# Workcentre 6505 Scanning over Network



## skriz130 (May 28, 2009)

I'm having an issue scanning to a network computer from a Xerox WorkCentre 6505. I set up the computer through the scanning utility as well as through the address book editor that you can download from the Xerox site. 

My computer is set up as:

Server Type: Computer (SMB)
Server Name/IP Address: WATERSTONEIIADM
Share Name: SCAN_MY297433$
Path: 
Login Name: XEROX_5RCot271
Password (assigned by the Computer Settings wizard)
Port Number: 139 (this is the default port number)

I also set up my computer manually as:

Server Type: Computer (SMB)
Server Name/IP Address: 192.168.1.100
Share Name: Scanning (file://WATERSTONEIIADM
Path:
Login Name:
Port Number: 139

Neither of the options are working. I get error 031-528 (server not found). The scan to email isn't working either, but I figured I'd work on one thing at a time. The print and fax utilities of the 6505 are working just fine. Any assistance would be appreciated. If you need more information let me know.


----------



## Triple6 (Dec 26, 2002)

You appear to be scanning to a computer rather than a central server, is that correct? Normally you'd set this up to a server and then access the shares from the work station, much less work and issues with firewall, shares, and security/permissions.

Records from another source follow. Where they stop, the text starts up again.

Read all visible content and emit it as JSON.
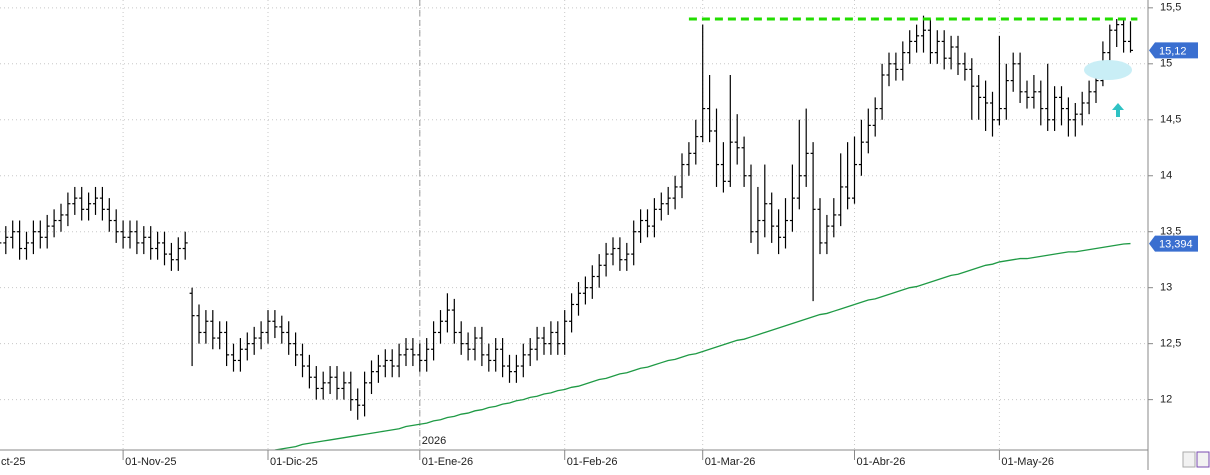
{
  "chart_data": {
    "type": "ohlc",
    "categories": [
      "ct-25",
      null,
      null,
      null,
      null,
      null,
      null,
      null,
      null,
      null,
      null,
      null,
      null,
      null,
      null,
      null,
      null,
      null,
      null,
      "01-Nov-25",
      null,
      null,
      null,
      null,
      null,
      null,
      null,
      null,
      null,
      null,
      null,
      null,
      null,
      null,
      null,
      null,
      null,
      null,
      null,
      null,
      "01-Dic-25",
      null,
      null,
      null,
      null,
      null,
      null,
      null,
      null,
      null,
      null,
      null,
      null,
      null,
      null,
      null,
      null,
      null,
      null,
      null,
      null,
      null,
      "01-Ene-26",
      null,
      null,
      null,
      null,
      null,
      null,
      null,
      null,
      null,
      null,
      null,
      null,
      null,
      null,
      null,
      null,
      null,
      null,
      null,
      null,
      "01-Feb-26",
      null,
      null,
      null,
      null,
      null,
      null,
      null,
      null,
      null,
      null,
      null,
      null,
      null,
      null,
      null,
      null,
      null,
      null,
      null,
      "01-Mar-26",
      null,
      null,
      null,
      null,
      null,
      null,
      null,
      null,
      null,
      null,
      null,
      null,
      null,
      null,
      null,
      null,
      null,
      null,
      null,
      null,
      null,
      "01-Abr-26",
      null,
      null,
      null,
      null,
      null,
      null,
      null,
      null,
      null,
      null,
      null,
      null,
      null,
      null,
      null,
      null,
      null,
      null,
      null,
      null,
      "01-May-26",
      null,
      null,
      null,
      null,
      null,
      null,
      null,
      null,
      null,
      null,
      null,
      null,
      null,
      null,
      null,
      null,
      null,
      null,
      null
    ],
    "open": [
      13.3,
      13.35,
      13.4,
      13.45,
      13.5,
      13.35,
      13.4,
      13.5,
      13.45,
      13.55,
      13.6,
      13.65,
      13.75,
      13.8,
      13.7,
      13.75,
      13.8,
      13.7,
      13.6,
      13.5,
      13.45,
      13.5,
      13.4,
      13.45,
      13.35,
      13.4,
      13.3,
      13.25,
      13.35,
      12.95,
      12.75,
      12.6,
      12.7,
      12.55,
      12.6,
      12.4,
      12.35,
      12.45,
      12.5,
      12.55,
      12.6,
      12.7,
      12.65,
      12.6,
      12.5,
      12.4,
      12.3,
      12.2,
      12.1,
      12.15,
      12.2,
      12.1,
      12.15,
      12.0,
      11.95,
      12.15,
      12.25,
      12.3,
      12.35,
      12.3,
      12.4,
      12.45,
      12.4,
      12.35,
      12.45,
      12.6,
      12.7,
      12.8,
      12.6,
      12.5,
      12.45,
      12.55,
      12.4,
      12.35,
      12.45,
      12.3,
      12.25,
      12.3,
      12.4,
      12.45,
      12.55,
      12.5,
      12.6,
      12.5,
      12.7,
      12.85,
      12.95,
      13.0,
      13.1,
      13.2,
      13.3,
      13.35,
      13.25,
      13.3,
      13.5,
      13.6,
      13.55,
      13.7,
      13.75,
      13.8,
      13.9,
      14.1,
      14.2,
      14.35,
      14.6,
      14.4,
      14.1,
      13.95,
      14.3,
      14.25,
      14.0,
      13.5,
      13.6,
      13.75,
      13.55,
      13.45,
      13.6,
      13.8,
      14.0,
      14.2,
      13.7,
      13.4,
      13.55,
      13.65,
      13.9,
      13.8,
      14.1,
      14.3,
      14.45,
      14.6,
      14.9,
      15.0,
      14.95,
      15.1,
      15.2,
      15.25,
      15.3,
      15.1,
      15.2,
      15.05,
      15.15,
      15.0,
      14.95,
      14.8,
      14.7,
      14.65,
      14.5,
      14.6,
      14.85,
      15.0,
      14.75,
      14.7,
      14.75,
      14.6,
      14.5,
      14.7,
      14.6,
      14.5,
      14.55,
      14.65,
      14.75,
      14.85,
      15.1,
      15.3,
      15.35,
      15.2
    ],
    "high": [
      13.45,
      13.5,
      13.55,
      13.6,
      13.6,
      13.5,
      13.6,
      13.6,
      13.65,
      13.7,
      13.75,
      13.85,
      13.9,
      13.9,
      13.85,
      13.9,
      13.9,
      13.8,
      13.7,
      13.6,
      13.6,
      13.6,
      13.55,
      13.55,
      13.5,
      13.5,
      13.4,
      13.45,
      13.5,
      13.0,
      12.85,
      12.8,
      12.8,
      12.7,
      12.7,
      12.5,
      12.55,
      12.6,
      12.65,
      12.7,
      12.8,
      12.8,
      12.75,
      12.7,
      12.6,
      12.5,
      12.4,
      12.3,
      12.25,
      12.3,
      12.3,
      12.25,
      12.25,
      12.1,
      12.25,
      12.35,
      12.4,
      12.45,
      12.45,
      12.5,
      12.55,
      12.55,
      12.5,
      12.55,
      12.7,
      12.8,
      12.95,
      12.9,
      12.7,
      12.6,
      12.65,
      12.65,
      12.5,
      12.55,
      12.55,
      12.4,
      12.4,
      12.5,
      12.55,
      12.65,
      12.65,
      12.7,
      12.7,
      12.8,
      12.95,
      13.05,
      13.1,
      13.2,
      13.3,
      13.4,
      13.45,
      13.45,
      13.4,
      13.6,
      13.7,
      13.7,
      13.8,
      13.85,
      13.9,
      14.0,
      14.2,
      14.3,
      14.5,
      15.35,
      14.9,
      14.6,
      14.3,
      14.9,
      14.55,
      14.35,
      14.1,
      13.9,
      14.1,
      13.85,
      13.7,
      13.8,
      14.1,
      14.5,
      14.6,
      14.3,
      13.8,
      13.65,
      13.8,
      14.2,
      14.3,
      14.35,
      14.5,
      14.6,
      14.7,
      15.0,
      15.1,
      15.1,
      15.2,
      15.3,
      15.35,
      15.43,
      15.4,
      15.3,
      15.3,
      15.25,
      15.25,
      15.1,
      15.05,
      14.9,
      14.85,
      14.75,
      15.25,
      15.0,
      15.1,
      15.1,
      14.85,
      14.9,
      14.85,
      15.0,
      14.8,
      14.8,
      14.7,
      14.65,
      14.75,
      14.85,
      14.95,
      15.2,
      15.35,
      15.4,
      15.4,
      15.38
    ],
    "low": [
      13.2,
      13.25,
      13.3,
      13.35,
      13.25,
      13.25,
      13.3,
      13.35,
      13.35,
      13.45,
      13.5,
      13.55,
      13.65,
      13.6,
      13.6,
      13.65,
      13.6,
      13.5,
      13.4,
      13.35,
      13.35,
      13.3,
      13.3,
      13.25,
      13.25,
      13.2,
      13.15,
      13.15,
      13.25,
      12.3,
      12.5,
      12.5,
      12.45,
      12.45,
      12.3,
      12.25,
      12.25,
      12.35,
      12.4,
      12.45,
      12.5,
      12.55,
      12.5,
      12.4,
      12.3,
      12.2,
      12.1,
      12.0,
      12.0,
      12.05,
      12.0,
      12.0,
      11.9,
      11.82,
      11.85,
      12.05,
      12.15,
      12.2,
      12.2,
      12.2,
      12.3,
      12.3,
      12.25,
      12.25,
      12.35,
      12.5,
      12.6,
      12.5,
      12.4,
      12.35,
      12.35,
      12.3,
      12.25,
      12.25,
      12.2,
      12.15,
      12.15,
      12.2,
      12.3,
      12.35,
      12.4,
      12.4,
      12.4,
      12.4,
      12.6,
      12.75,
      12.85,
      12.9,
      13.0,
      13.1,
      13.2,
      13.15,
      13.15,
      13.2,
      13.4,
      13.45,
      13.45,
      13.6,
      13.65,
      13.7,
      13.8,
      14.0,
      14.1,
      14.3,
      14.3,
      13.9,
      13.85,
      13.9,
      14.1,
      13.9,
      13.4,
      13.3,
      13.45,
      13.4,
      13.3,
      13.35,
      13.5,
      13.7,
      13.9,
      12.88,
      13.3,
      13.3,
      13.45,
      13.55,
      13.7,
      13.75,
      14.0,
      14.2,
      14.35,
      14.5,
      14.8,
      14.85,
      14.85,
      15.0,
      15.1,
      15.1,
      15.0,
      15.0,
      14.95,
      14.95,
      14.9,
      14.85,
      14.5,
      14.5,
      14.4,
      14.35,
      14.45,
      14.5,
      14.75,
      14.65,
      14.6,
      14.6,
      14.45,
      14.4,
      14.4,
      14.45,
      14.35,
      14.35,
      14.45,
      14.55,
      14.65,
      14.8,
      15.0,
      15.15,
      15.1,
      15.1
    ],
    "close": [
      13.35,
      13.4,
      13.45,
      13.5,
      13.35,
      13.4,
      13.5,
      13.45,
      13.55,
      13.6,
      13.65,
      13.75,
      13.8,
      13.7,
      13.75,
      13.8,
      13.7,
      13.6,
      13.5,
      13.45,
      13.5,
      13.4,
      13.45,
      13.35,
      13.4,
      13.3,
      13.25,
      13.35,
      13.4,
      12.75,
      12.6,
      12.7,
      12.55,
      12.6,
      12.4,
      12.35,
      12.45,
      12.5,
      12.55,
      12.6,
      12.7,
      12.65,
      12.6,
      12.5,
      12.4,
      12.3,
      12.2,
      12.1,
      12.15,
      12.2,
      12.1,
      12.15,
      12.0,
      11.95,
      12.15,
      12.25,
      12.3,
      12.35,
      12.3,
      12.4,
      12.45,
      12.4,
      12.35,
      12.45,
      12.6,
      12.7,
      12.8,
      12.6,
      12.5,
      12.45,
      12.55,
      12.4,
      12.35,
      12.45,
      12.3,
      12.25,
      12.3,
      12.4,
      12.45,
      12.55,
      12.5,
      12.6,
      12.5,
      12.7,
      12.85,
      12.95,
      13.0,
      13.1,
      13.2,
      13.3,
      13.35,
      13.25,
      13.3,
      13.5,
      13.6,
      13.55,
      13.7,
      13.75,
      13.8,
      13.9,
      14.1,
      14.2,
      14.35,
      14.6,
      14.4,
      14.1,
      13.95,
      14.3,
      14.25,
      14.0,
      13.5,
      13.6,
      13.75,
      13.55,
      13.45,
      13.6,
      13.8,
      14.0,
      14.2,
      13.7,
      13.4,
      13.55,
      13.65,
      13.9,
      13.8,
      14.1,
      14.3,
      14.45,
      14.6,
      14.9,
      15.0,
      14.95,
      15.1,
      15.2,
      15.25,
      15.3,
      15.1,
      15.2,
      15.05,
      15.15,
      15.0,
      14.95,
      14.8,
      14.7,
      14.65,
      14.5,
      14.6,
      14.85,
      15.0,
      14.75,
      14.7,
      14.75,
      14.6,
      14.5,
      14.7,
      14.6,
      14.5,
      14.55,
      14.65,
      14.75,
      14.85,
      15.1,
      15.3,
      15.35,
      15.2,
      15.12
    ],
    "color": "#000000",
    "last_label": "15,12",
    "label_color": "#3a6fd0",
    "overlays": [
      {
        "type": "line",
        "color": "#1f9a45",
        "last_label": "13,394",
        "values": [
          null,
          null,
          null,
          null,
          null,
          null,
          null,
          null,
          null,
          null,
          null,
          null,
          null,
          null,
          null,
          null,
          null,
          null,
          null,
          null,
          null,
          null,
          null,
          null,
          null,
          null,
          null,
          null,
          null,
          null,
          null,
          null,
          null,
          null,
          null,
          null,
          null,
          null,
          null,
          null,
          null,
          11.55,
          11.56,
          11.57,
          11.58,
          11.6,
          11.61,
          11.62,
          11.63,
          11.64,
          11.65,
          11.66,
          11.67,
          11.68,
          11.69,
          11.7,
          11.71,
          11.72,
          11.73,
          11.74,
          11.76,
          11.77,
          11.78,
          11.79,
          11.81,
          11.82,
          11.84,
          11.85,
          11.87,
          11.88,
          11.9,
          11.91,
          11.93,
          11.94,
          11.96,
          11.97,
          11.99,
          12.0,
          12.02,
          12.03,
          12.05,
          12.06,
          12.08,
          12.09,
          12.11,
          12.12,
          12.14,
          12.16,
          12.18,
          12.19,
          12.21,
          12.23,
          12.24,
          12.26,
          12.28,
          12.29,
          12.31,
          12.33,
          12.35,
          12.36,
          12.38,
          12.4,
          12.41,
          12.43,
          12.45,
          12.47,
          12.49,
          12.51,
          12.53,
          12.54,
          12.56,
          12.58,
          12.6,
          12.62,
          12.64,
          12.66,
          12.68,
          12.7,
          12.72,
          12.74,
          12.76,
          12.77,
          12.79,
          12.81,
          12.83,
          12.85,
          12.87,
          12.89,
          12.9,
          12.92,
          12.94,
          12.96,
          12.98,
          13.0,
          13.01,
          13.03,
          13.05,
          13.07,
          13.09,
          13.11,
          13.12,
          13.14,
          13.16,
          13.18,
          13.2,
          13.21,
          13.23,
          13.24,
          13.25,
          13.26,
          13.26,
          13.27,
          13.28,
          13.29,
          13.3,
          13.31,
          13.32,
          13.32,
          13.33,
          13.34,
          13.35,
          13.36,
          13.37,
          13.38,
          13.39,
          13.394
        ]
      }
    ],
    "resistance": {
      "value": 15.4,
      "start": 101,
      "color": "#22dd00"
    },
    "year_marker": {
      "label": "2026",
      "at": 62
    },
    "ylim": [
      11.55,
      15.57
    ],
    "yticks": [
      12,
      {
        "value": 12.5,
        "label": "12,5"
      },
      13,
      {
        "value": 13.5,
        "label": "13,5"
      },
      14,
      {
        "value": 14.5,
        "label": "14,5"
      },
      15,
      {
        "value": 15.5,
        "label": "15,5"
      }
    ],
    "grid": true
  }
}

Have you tested the share path from another computer with the correct username and password? You need to verify you've setup the shared folder correctly and the username/password allow access to it.

You have two different share names too, do you have multiple shares setup on this computer? 

You should also verify that you have DNS correctly setup otherwise the machine will not be able to locate the computer via the name rather than by IP address which unless you have it statically assigned or a reservation setup it'll change and the scanning will break again; again another reason it's better to use a server.


----------



## skriz130 (May 28, 2009)

Triple6, 

Your answer was correct. I forgot that my user wasn't connected to the central server, while the new printer is. Therefore, it couldn't find my computer on the server. When I set up the scanning to another computer it worked just fine. I don't know why I can print though. 

Thanks!


----------



## Triple6 (Dec 26, 2002)

Printing does require server/user authentication, or any at all unless you setup the accounting in the Xerox.


----------



## skriz130 (May 28, 2009)

Triple6 said:


> Printing does require server/user authentication, or any at all unless you setup the accounting in the Xerox.


I'm not sure I understand.


----------



## Triple6 (Dec 26, 2002)

Neither the printer nor the computer needs to be connected to a server or domain nor are any usernames or passwords required for printing to work. You'd only need authentication of some kind if you were connecting to the printer indirectly through a print server, and even then it may only be required once by the PC or not at all depending on how you have that server setup, OR if you set up a feature called Accounting on the Xerox for user authentication.


----------



## skriz130 (May 28, 2009)

Oh, okay. The scanning requires a connection with authentication, the printing doesn't. That's why one works, and one does. I'll have someone look at the server issues. Thanks again.


----------